Beware: New maintenance law’s tax bite
Colorado divorce cases with maintenance issues are now subject to a new law. This law establishes guidelines for determining the amount and term of maintenance payments based on such factors as the incomes of the spouses and the length of the marriage. While the guidelines are discretionary, the purpose of the law is to provide consistency across Colorado.
What this law does not provide is clear warning of the possible, and perhaps even likely, tax consequences that can devastate the ex-spouse responsible for making maintenance payments. Divorcing spouses must be aware of the Recapture Rule, which may be strictly enforced by the Internal Revenue Service (IRS). The Recapture Rule is designed to discourage spouses from front loading maintenance payments, in order to claim the deduction when the payments are primarily intended to be a settlement of property, which is not tax deductible.
Unpleasant Surprises for some Spouses deducting Short Term Maintenance
Spouses who think they are paying deductible short term maintenance are going to have unpleasant surprises from the IRS. They will go along deducting maintenance in years 1, 2 and/or part of 3, then they will have a noticeable and precipitous maintenance decline, after which they could face an IRS audit. Due to regulations regarding recapture of their maintenance deduction, the maintenance payer will then have to amend all those returns to eliminate the deduction and pay extra taxes.
The rule applies if the maintenance payments either decrease or end during the first three post-separation years.

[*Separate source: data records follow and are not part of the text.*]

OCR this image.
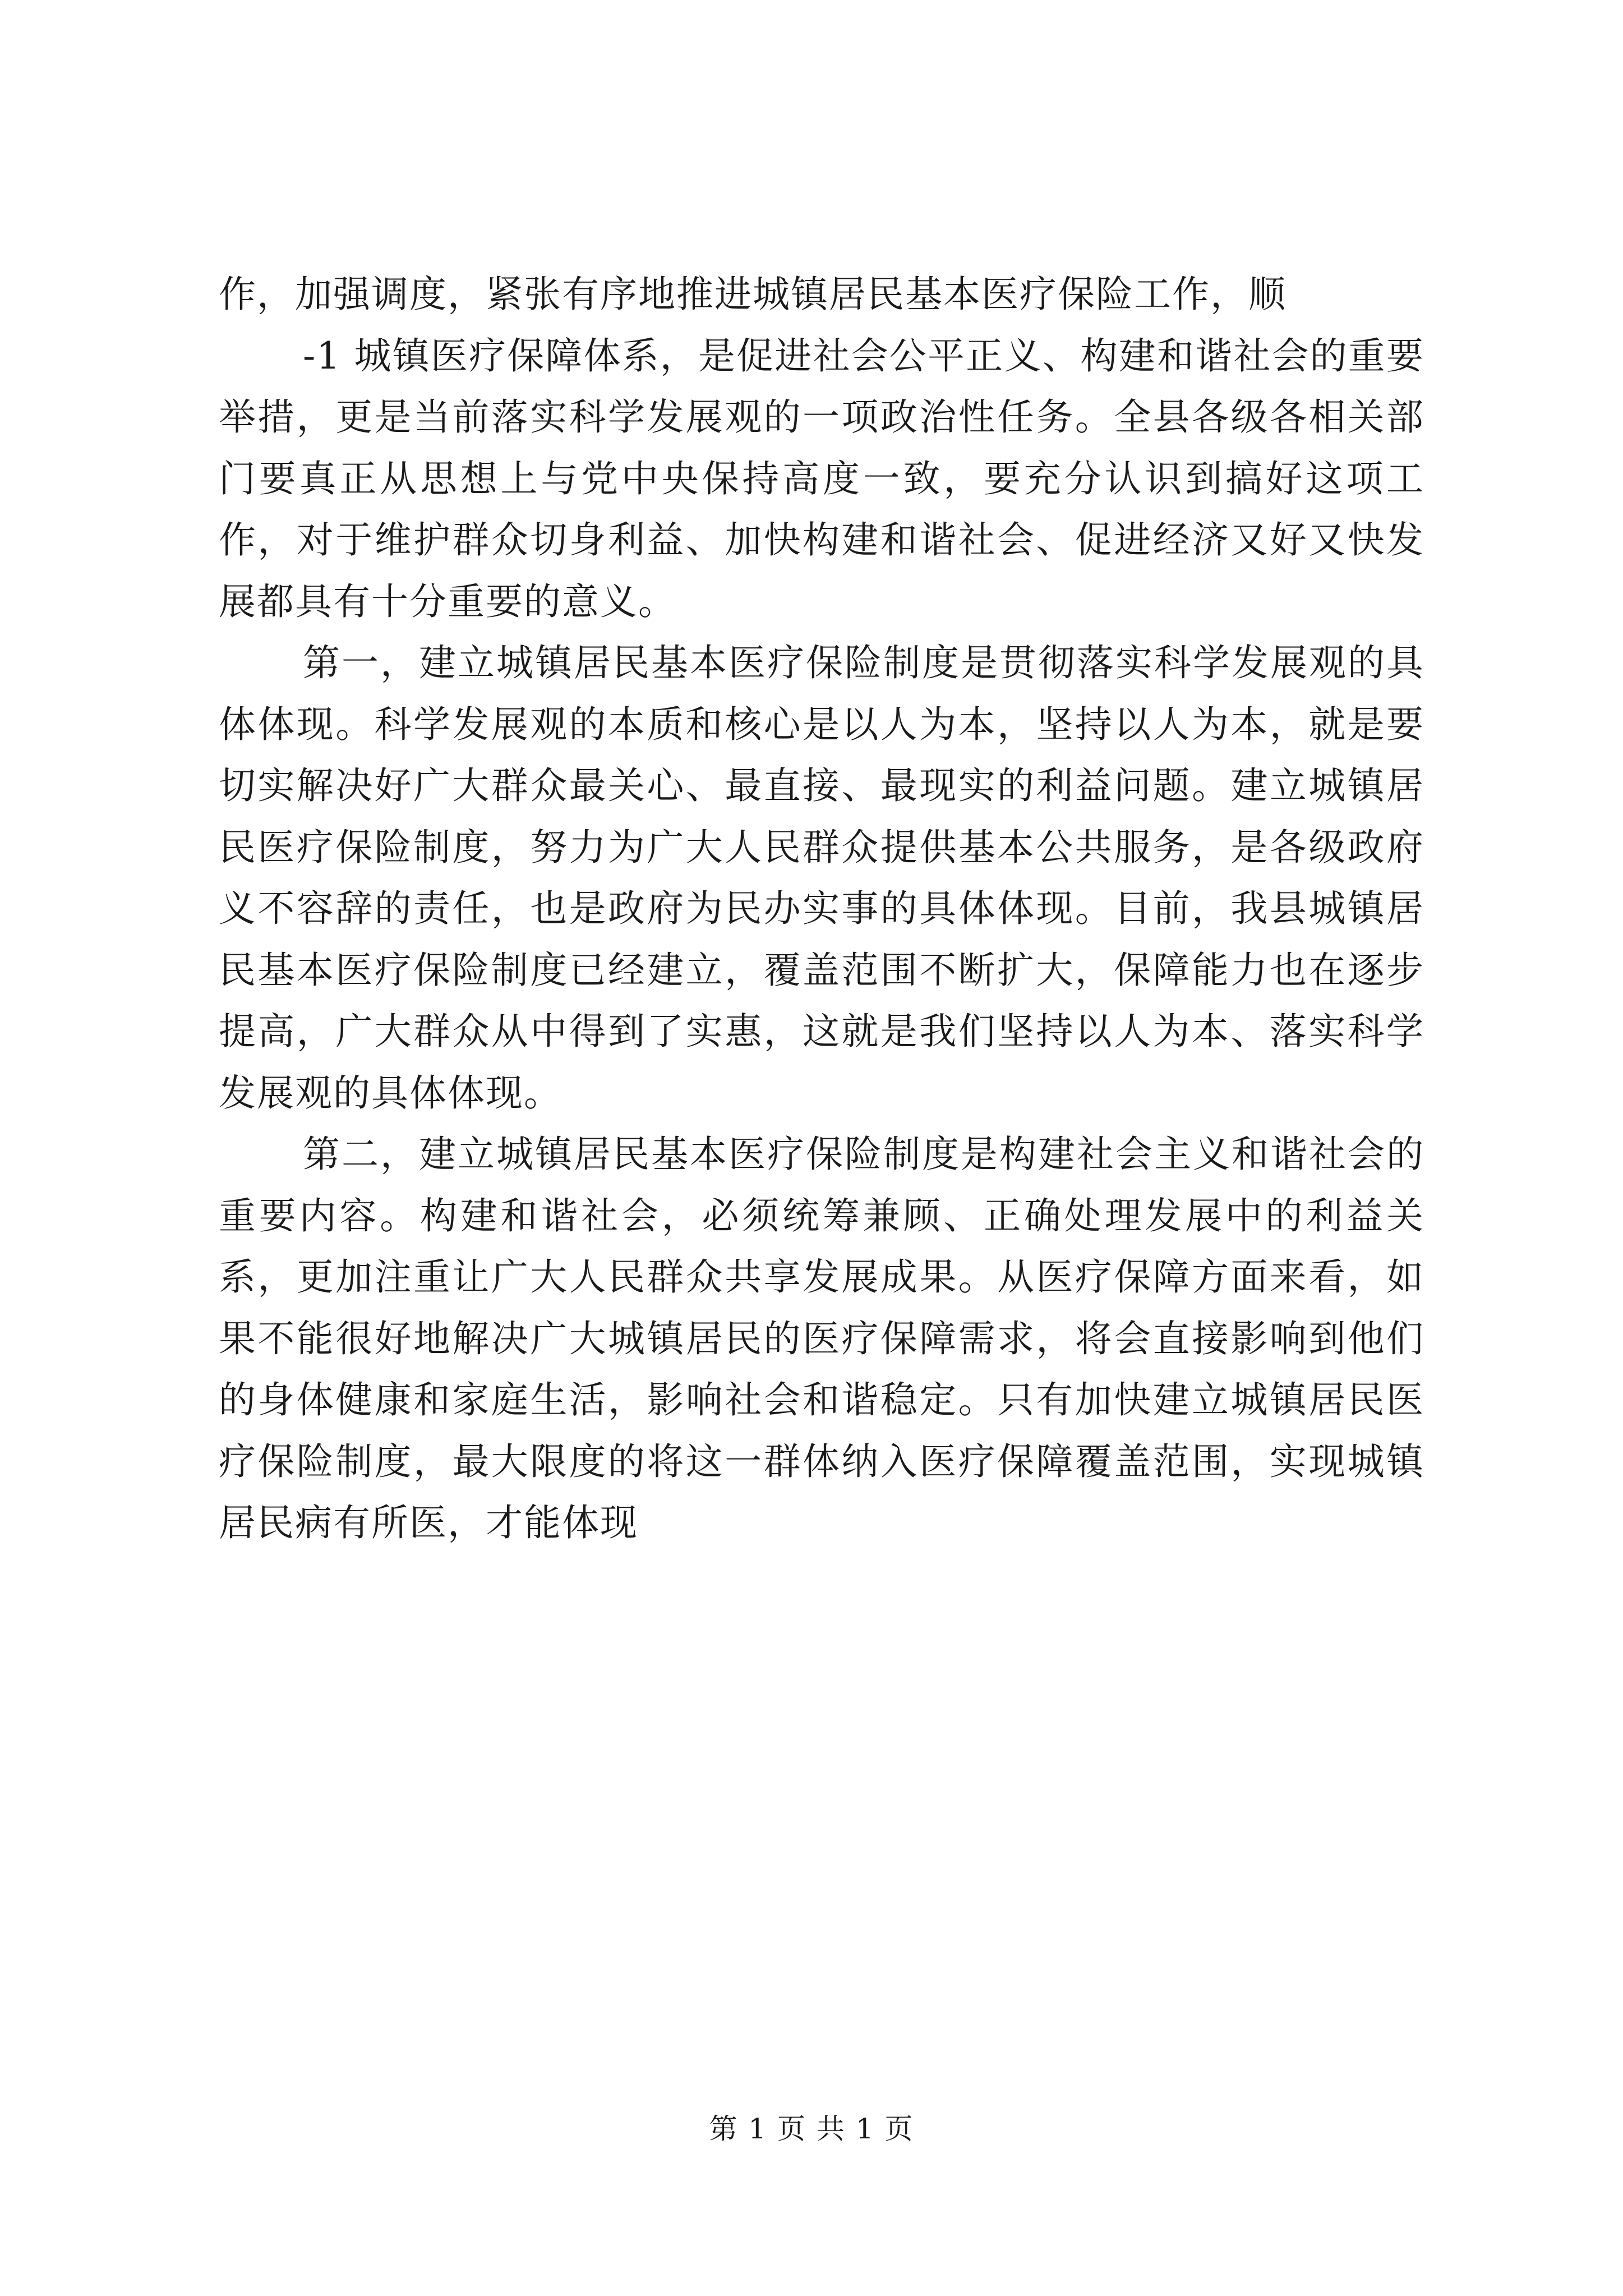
作，加强调度，紧张有序地推进城镇居民基本医疗保险工作，顺

-1 城镇医疗保障体系，是促进社会公平正义、构建和谐社会的重要举措，更是当前落实科学发展观的一项政治性任务。全县各级各相关部门要真正从思想上与党中央保持高度一致，要充分认识到搞好这项工作，对于维护群众切身利益、加快构建和谐社会、促进经济又好又快发展都具有十分重要的意义。

第一，建立城镇居民基本医疗保险制度是贯彻落实科学发展观的具体体现。科学发展观的本质和核心是以人为本，坚持以人为本，就是要切实解决好广大群众最关心、最直接、最现实的利益问题。建立城镇居民医疗保险制度，努力为广大人民群众提供基本公共服务，是各级政府义不容辞的责任，也是政府为民办实事的具体体现。目前，我县城镇居民基本医疗保险制度已经建立，覆盖范围不断扩大，保障能力也在逐步提高，广大群众从中得到了实惠，这就是我们坚持以人为本、落实科学发展观的具体体现。

第二，建立城镇居民基本医疗保险制度是构建社会主义和谐社会的重要内容。构建和谐社会，必须统筹兼顾、正确处理发展中的利益关系，更加注重让广大人民群众共享发展成果。从医疗保障方面来看，如果不能很好地解决广大城镇居民的医疗保障需求，将会直接影响到他们的身体健康和家庭生活，影响社会和谐稳定。只有加快建立城镇居民医疗保险制度，最大限度的将这一群体纳入医疗保障覆盖范围，实现城镇居民病有所医，才能体现

第 1 页 共 1 页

If the Recapture Rule applies, which is increasingly likely under the new maintenance law, the entire tax benefit gained from claiming a deduction is “recaptured” and paid back to the IRS. Other collateral consequences also exist, such as the other ex-spouse receiving a refund check, the monetary and emotional costs of responding to an audit, and the future increased surveillance by the IRS.

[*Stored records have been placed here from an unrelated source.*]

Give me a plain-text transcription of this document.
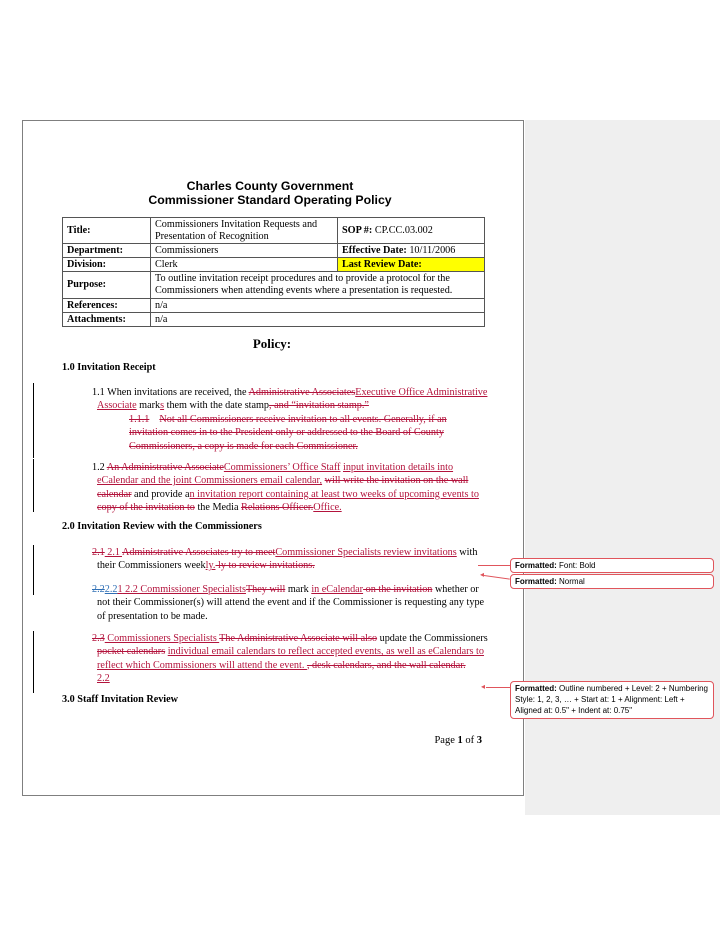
Charles County Government
Commissioner Standard Operating Policy
Title:	Commissioners Invitation Requests and Presentation of Recognition	SOP #: CP.CC.03.002
Department:	Commissioners	Effective Date: 10/11/2006
Division:	Clerk	Last Review Date:
Purpose:	To outline invitation receipt procedures and to provide a protocol for the Commissioners when attending events where a presentation is requested.	
References:	n/a	
Attachments:	n/a	
Policy:
1.0 Invitation Receipt
1.1 When invitations are received, the Administrative AssociatesExecutive Office Administrative Associate marks them with the date stamp, and “invitation stamp.”
1.1.1 Not all Commissioners receive invitation to all events. Generally, if an invitation comes in to the President only or addressed to the Board of County Commissioners, a copy is made for each Commissioner.
1.2 An Administrative AssociateCommissioners’ Office Staff input invitation details into eCalendar and the joint Commissioners email calendar, will write the invitation on the wall calendar and provide an invitation report containing at least two weeks of upcoming events to copy of the invitation to the Media Relations Officer.Office.
2.0 Invitation Review with the Commissioners
2.1 2.1 Administrative Associates try to meetCommissioner Specialists review invitations with their Commissioners weekly. ly to review invitations.
2.22.21 2.2 Commissioner SpecialistsThey will mark in eCalendar on the invitation whether or not their Commissioner(s) will attend the event and if the Commissioner is requesting any type of presentation to be made.
2.3 Commissioners Specialists The Administrative Associate will also update the Commissioners pocket calendars individual email calendars to reflect accepted events, as well as eCalendars to reflect which Commissioners will attend the event. , desk calendars, and the wall calendar.
2.2
3.0 Staff Invitation Review
Formatted: Font: Bold
◂
Formatted: Normal
◂	Formatted: Outline numbered + Level: 2 + Numbering Style: 1, 2, 3, … + Start at: 1 + Alignment: Left + Aligned at: 0.5" + Indent at: 0.75"
Page 1 of 3
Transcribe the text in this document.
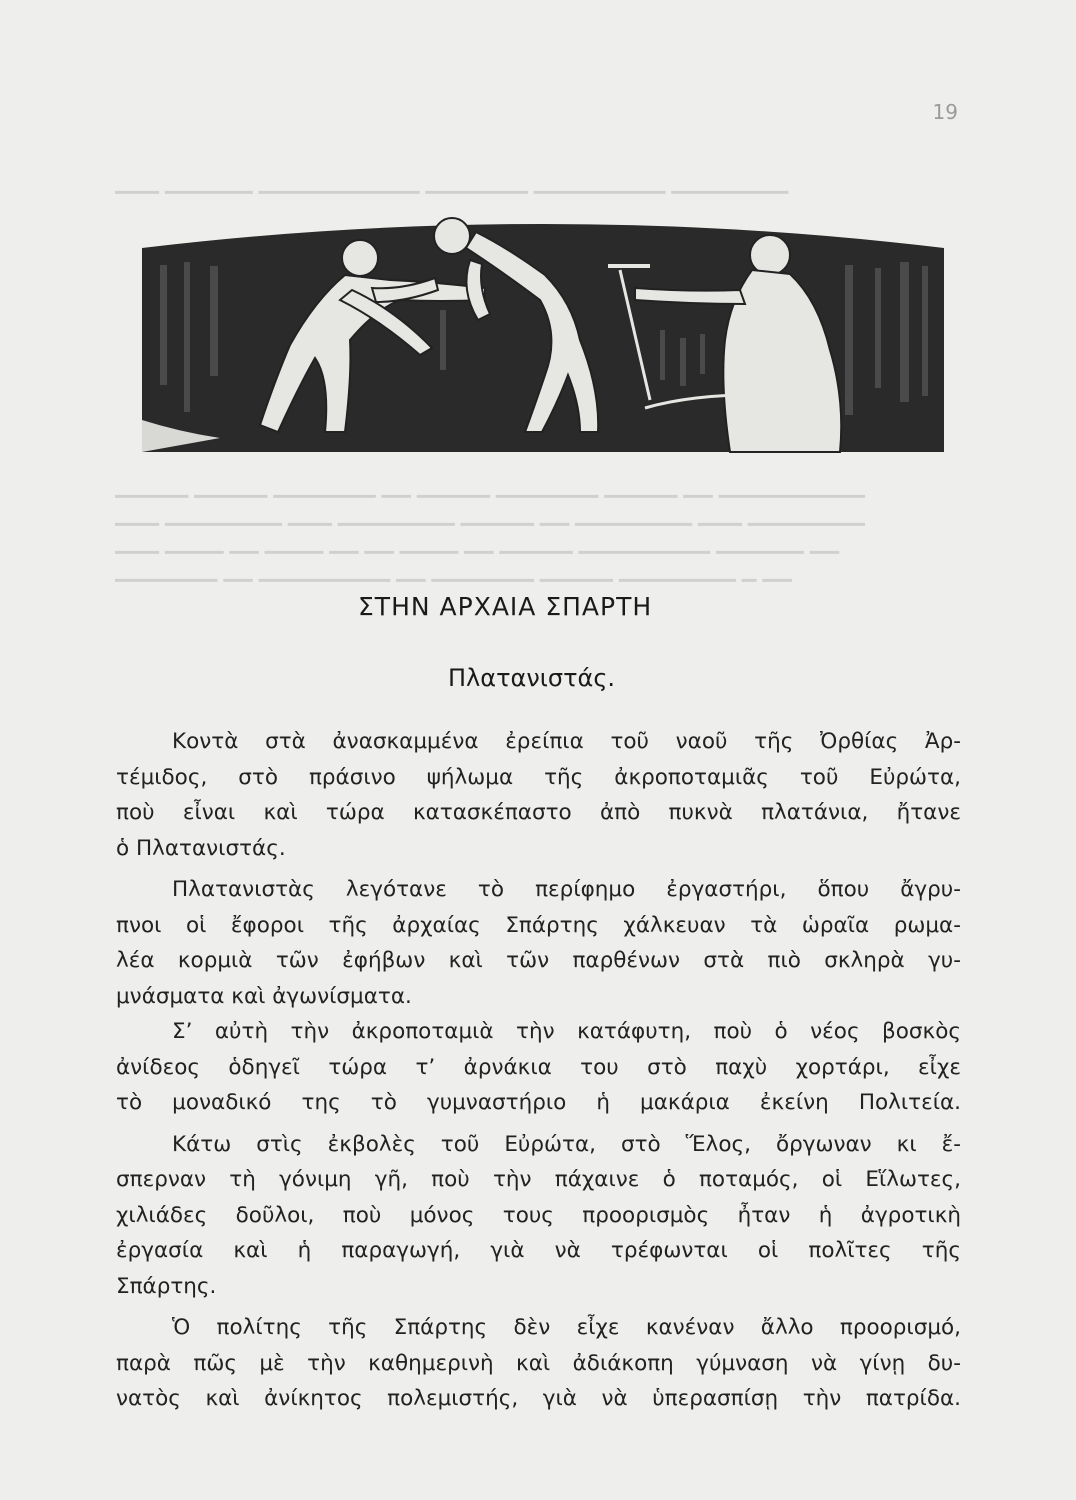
19
▁▁▁ ▁▁▁▁▁▁ ▁▁▁▁▁▁▁▁▁▁▁ ▁▁▁▁▁▁▁ ▁▁▁▁▁▁▁▁▁ ▁▁▁▁▁▁▁▁
▁▁▁▁▁ ▁▁▁▁▁ ▁▁▁▁▁▁▁ ▁▁ ▁▁▁▁▁ ▁▁▁▁▁▁▁ ▁▁▁▁▁ ▁▁ ▁▁▁▁▁▁▁▁▁▁
▁▁▁ ▁▁▁▁▁▁▁▁ ▁▁▁ ▁▁▁▁▁▁▁▁ ▁▁▁▁▁ ▁▁ ▁▁▁▁▁▁▁▁ ▁▁▁ ▁▁▁▁▁▁▁▁
▁▁▁ ▁▁▁▁ ▁▁ ▁▁▁▁ ▁▁ ▁▁ ▁▁▁▁ ▁▁ ▁▁▁▁▁ ▁▁▁▁▁▁▁▁▁ ▁▁▁▁▁▁ ▁▁
▁▁▁▁▁▁▁ ▁▁ ▁▁▁▁▁▁▁▁▁ ▁▁ ▁▁▁▁▁▁▁ ▁▁▁▁▁ ▁▁▁▁▁▁▁▁ ▁ ▁▁
ΣΤΗΝ ΑΡΧΑΙΑ ΣΠΑΡΤΗ
Πλατανιστάς.
Κοντὰ στὰ ἀνασκαμμένα ἐρείπια τοῦ ναοῦ τῆς Ὀρθίας Ἀρ-
τέμιδος, στὸ πράσινο ψήλωμα τῆς ἀκροποταμιᾶς τοῦ Εὐρώτα,
ποὺ εἶναι καὶ τώρα κατασκέπαστο ἀπὸ πυκνὰ πλατάνια, ἤτανε
ὁ Πλατανιστάς.
Πλατανιστὰς λεγότανε τὸ περίφημο ἐργαστήρι, ὅπου ἄγρυ-
πνοι οἱ ἔφοροι τῆς ἀρχαίας Σπάρτης χάλκευαν τὰ ὡραῖα ρωμα-
λέα κορμιὰ τῶν ἐφήβων καὶ τῶν παρθένων στὰ πιὸ σκληρὰ γυ-
μνάσματα καὶ ἀγωνίσματα.
Σ’ αὐτὴ τὴν ἀκροποταμιὰ τὴν κατάφυτη, ποὺ ὁ νέος βοσκὸς
ἀνίδεος ὁδηγεῖ τώρα τ’ ἀρνάκια του στὸ παχὺ χορτάρι, εἶχε
τὸ μοναδικό της τὸ γυμναστήριο ἡ μακάρια ἐκείνη Πολιτεία.
Κάτω στὶς ἐκβολὲς τοῦ Εὐρώτα, στὸ Ἕλος, ὄργωναν κι ἔ-
σπερναν τὴ γόνιμη γῆ, ποὺ τὴν πάχαινε ὁ ποταμός, οἱ Εἵλωτες,
χιλιάδες δοῦλοι, ποὺ μόνος τους προορισμὸς ἦταν ἡ ἀγροτικὴ
ἐργασία καὶ ἡ παραγωγή, γιὰ νὰ τρέφωνται οἱ πολῖτες τῆς
Σπάρτης.
Ὁ πολίτης τῆς Σπάρτης δὲν εἶχε κανέναν ἄλλο προορισμό,
παρὰ πῶς μὲ τὴν καθημερινὴ καὶ ἀδιάκοπη γύμναση νὰ γίνῃ δυ-
νατὸς καὶ ἀνίκητος πολεμιστής, γιὰ νὰ ὑπερασπίσῃ τὴν πατρίδα.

The Recapture Rule is disturbing for those ordered to make short-term maintenance payments, of less than three years. Further, Colorado’s new maintenance law and the accompanying guidelines place the paying ex-spouse in a precarious situation because, while the guidelines are discretionary, courts will undoubtedly be influenced by their very presence and could routinely apply them without thought of the tax consequences. These influential guidelines, regrettably, suggest that in fifty-four circumstances, the payment term be less than three years.
In what circumstances are you subject to the Recapture Rule?
You are subject to the recapture rule in the third year if the maintenance you pay in the third year decreases by more than $15,000 from the second year or the maintenance you pay in the first year exceeds the average of the payments in the second and third post-separation years by more than $15,000. Again, the excess over $15,000 is recaptured.
When you figure a decrease in maintenance you do not need to include the following amounts.
- Payments made under a temporary support order.
- Payments required over a period of at least 3 calendar years that vary because they are a fixed part of your income from a business or property, or from compensation for employment or self-employment.
- Payments that decrease because of the death of either spouse or the remarriage of the spouse receiving the payments before the end of the third year.
How to handle risks of Maintenance Recapture
So how can you limit the chances of being subject to the Recapture Rule? There are several ways, including not claiming the deduction, extending the payment term while lowering the monthly payment, or inflating the third-year payment. Seeking tax advice will almost certainly be helpful. Most importantly, the best way to avoid being trapped by the Recapture Rule is be aware of it. You should request your tax advisor or attorney to run the calculation before you sign off on your divorce agreement.